Brain, Behavior, and Immunity

Volume 24, Issue 8, November 2010, Pages 1254-1267
Brain, Behavior, and Immunity

Named Series: Biology of Microglia
Transcriptional profiling of the injured sciatic nerve of mice carrying the Wld(S) mutant gene: Identification of genes involved in neuroprotection, neuroinflammation, and nerve regeneration

https://doi.org/10.1016/j.bbi.2010.07.249Get rights and content

Abstract

Wallerian degeneration (WD) involves the fragmentation of axonal segments disconnected from their cell bodies, segmentation of the myelin sheath, and removal of debris by Schwann cells and immune cells. The removal and downregulation of myelin-associated inhibitors of axonal regeneration and synthesis of growth factors by these two cell types are critical responses to successful nerve repair. Here, we analyzed the transcriptome of the sciatic nerve of mice carrying the Wallerian degeneration slow (WldS) mutant gene, a gene that confers axonal protection in the distal stump after injury, therefore causing significant delays in WD, neuroinflammation, and axonal regeneration. Of the thousands of genes analyzed by microarray, 719 transcripts were differentially expressed between WldS and wild-type (wt) mice. Notably, the Nmnat1, a transcript contained within the sequence of the WldS gene, was upregulated by five to eightfold in the sciatic nerve of naive WldS mice compared with wt. The injured sciatic nerve of wt could be further distinguished from the one of WldS mice by the preferential upregulation of genes involved in axonal processes and plasticity (Chl1, Epha5, Gadd45b, Jun, Nav2, Nptx1, Nrcam, Ntm, Sema4f), inflammation and immunity (Arg1, Lgals3, Megf10, Panx1), growth factors/cytokines and their receptors (Clcf1, Fgf5, Gdnf, Gfrα1, Il7r, Lif, Ngfr/p75NTR, Shh), and cell adhesion and extracellular matrix (Adam8, Gpc1, Mmp9, Tnc). These results will help understand how the nervous and immune systems interact to modulate nerve repair, and identify the molecules that drive these responses.

Research highlights

► Gene profiling of the sciatic nerve of Wallerian degeneration slow (WldS) mutant mice. ► The WldS mutation causes delays in neuroinflammation and axonal regeneration. ► Genes that promote axon growth (Chl1, Clcf1, Fgf5, Gdnf, Jun, Lif, Nav2, Nrcam, Ntm, Shh) are downregulated in WldS mice. ► Injured WldS mice express more strongly axon growth inhibitory molecules found in myelin and scar tissue ► Genes associated with immunosuppression (e.g. Fpr2, Cd55, Cd59) are expressed at higher levels in mutants. ► IFN-α/ß signaling pathway could also contribute to immunosuppression in WldS mutants.

Introduction

Efforts aimed at promoting regeneration and repair of the injured adult central nervous system (CNS) involves trying to understand and recapitulate some of the events occurring in vivo in neural tissue capable of healing itself, such as the injured peripheral nerve. However, because of the complexity of the peripheral nervous system (PNS), especially in the context of an injury causing the activation, proliferation, recruitment, and differentiation of various cell types, it is difficult to disentangle the exact role of the hundreds of genes that are regulated and their relative importance to the regenerative repair process. An animal model that has been particularly useful for identifying novel candidate genes that may regulate neuroprotection and neurodegeneration in injury and disease has been the Wallerian degeneration slow (WldS) mutant mouse (Coleman, 2005, Coleman and Freeman, 2010).
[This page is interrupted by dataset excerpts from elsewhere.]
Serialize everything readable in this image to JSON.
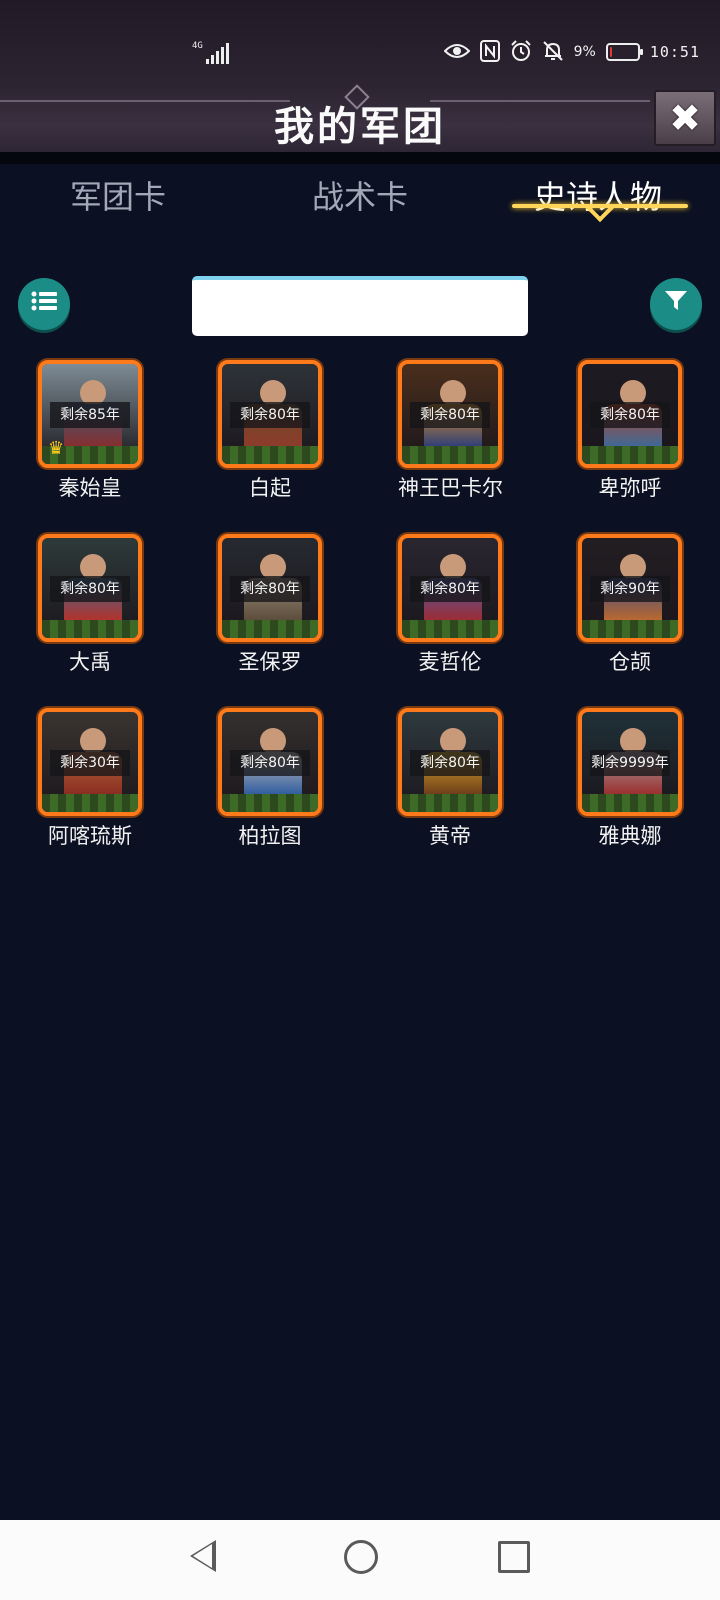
{
  "status_bar": {
    "network": "4G",
    "battery_percent": "9%",
    "battery_level": 0.09,
    "time": "10:51",
    "icons": [
      "eye-icon",
      "nfc-icon",
      "alarm-icon",
      "bell-off-icon",
      "battery-icon"
    ]
  },
  "title": "我的军团",
  "close_icon": "close-icon",
  "tabs": [
    {
      "label": "军团卡",
      "active": false
    },
    {
      "label": "战术卡",
      "active": false
    },
    {
      "label": "史诗人物",
      "active": true
    }
  ],
  "toolbar": {
    "list_icon": "list-icon",
    "filter_icon": "filter-icon",
    "search_value": ""
  },
  "colors": {
    "background": "#0b1022",
    "accent_teal": "#1b8d86",
    "card_border": "#ff7a1a",
    "tab_active": "#ffd55a"
  },
  "characters": [
    {
      "name": "秦始皇",
      "remaining": "剩余85年",
      "crown": true
    },
    {
      "name": "白起",
      "remaining": "剩余80年",
      "crown": false
    },
    {
      "name": "神王巴卡尔",
      "remaining": "剩余80年",
      "crown": false
    },
    {
      "name": "卑弥呼",
      "remaining": "剩余80年",
      "crown": false
    },
    {
      "name": "大禹",
      "remaining": "剩余80年",
      "crown": false
    },
    {
      "name": "圣保罗",
      "remaining": "剩余80年",
      "crown": false
    },
    {
      "name": "麦哲伦",
      "remaining": "剩余80年",
      "crown": false
    },
    {
      "name": "仓颉",
      "remaining": "剩余90年",
      "crown": false
    },
    {
      "name": "阿喀琉斯",
      "remaining": "剩余30年",
      "crown": false
    },
    {
      "name": "柏拉图",
      "remaining": "剩余80年",
      "crown": false
    },
    {
      "name": "黄帝",
      "remaining": "剩余80年",
      "crown": false
    },
    {
      "name": "雅典娜",
      "remaining": "剩余9999年",
      "crown": false
    }
  ],
  "nav": {
    "back_icon": "back-triangle-icon",
    "home_icon": "home-circle-icon",
    "recent_icon": "recent-square-icon"
  }
}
The WldS mouse harbors a spontaneous mutation that results in the generation of a chimeric fusion protein that potently suppresses Wallerian degeneration (WD) after axotomy. In these mice, severed distal axons are protected from fragmentation, and immune cell recruitment and axonal regeneration are significantly delayed (for review, (Coleman and Freeman, 2010)). Interestingly, the Coleman laboratory has recently demonstrated the presence of the WldS mutant protein in axons in vivo (Beirowski et al., 2009), therefore suggesting that genes whose expression is upregulated or downregulated in the axon per se might be responsible for the WldS phenotype. The fact that WldS axons can survive for prolonged periods without their cell bodies and in the absence of both immune cells and glia further supports this possibility (Beirowski et al., 2004, Glass et al., 1993, Lunn et al., 1989, Perry et al., 1991, Perry et al., 1990). For these reasons, we decided to focus our attention on genes that are differentially regulated in the nerve distal stump, as opposed to where cell bodies of axotomized neurons are located (e.g. DRGs, spinal cord). Furthermore, analyzing gene expression profiles in the nerve distal stump offers the possibility to study the response of Schwann cells and immune cells to injury.

Section snippets

Animals

A total of 184 mice (8–12 weeks old) were used in this study. C57BL/6 (wild-type, wt; n = 92) and mutant C57BL/6 OlaHsd-WldS (WldS; n = 92) mice were purchased from Harlan UK Limited (Bicester, UK). Mice had ad libitum access to food and water.

Sciatic nerve lesions

Mice were deeply anesthetized with isoflurane and underwent a microcrush lesion of their left sciatic nerve at the mid-thigh level, following our previously published method (Boivin et al., 2007). As before, the lesion site was marked with a 10-0 Ethilon

Identification of genes that are differentially regulated in the sciatic nerve distal stump of WldS and wt mice after injury

Our goal was to identify genes that play important roles in neuroprotection, neuroinflammation, and nerve repair. To achieve this goal, we took advantage of microarray technology and mice harboring the WldS mutation that confers significant axon protection following axotomy, thereby causing concomitant delays in inflammation, axonal regeneration, and remyelination. Our working hypothesis was that genes that are preferentially upregulated in the sciatic nerve distal stump of wt mice compared to

Discussion

Since the unexpected discovery of the spontaneous mouse mutant WldS at Harlan-Olac (Bicester, UK) in the late 1980s (Lunn et al., 1989), a great number of studies have used this mouse model to investigate the mechanisms by which WldS delays axon degeneration following axotomy (for reviews, see (Coleman and Freeman, 2010, Vargas and Barres, 2007)). The WLDS protein has now been identified and its transgenic expression in various animal species conferred protection of transected axons (Adalbert

Acknowledgments

This study was supported by a grant from the Natural Sciences and Engineering Research Council of Canada (NSERC) to S.L. S.L. is supported by a Research Career Award from the Fonds de la recherche en santé du Québec (FRSQ). We are grateful to Nadia Fortin for her invaluable technical assistance. We thank the CHUL Research Centre’s Genomic Core Facility for assistance with microarray analysis. We would also like to thank Richard Poulin for his help editing this manuscript.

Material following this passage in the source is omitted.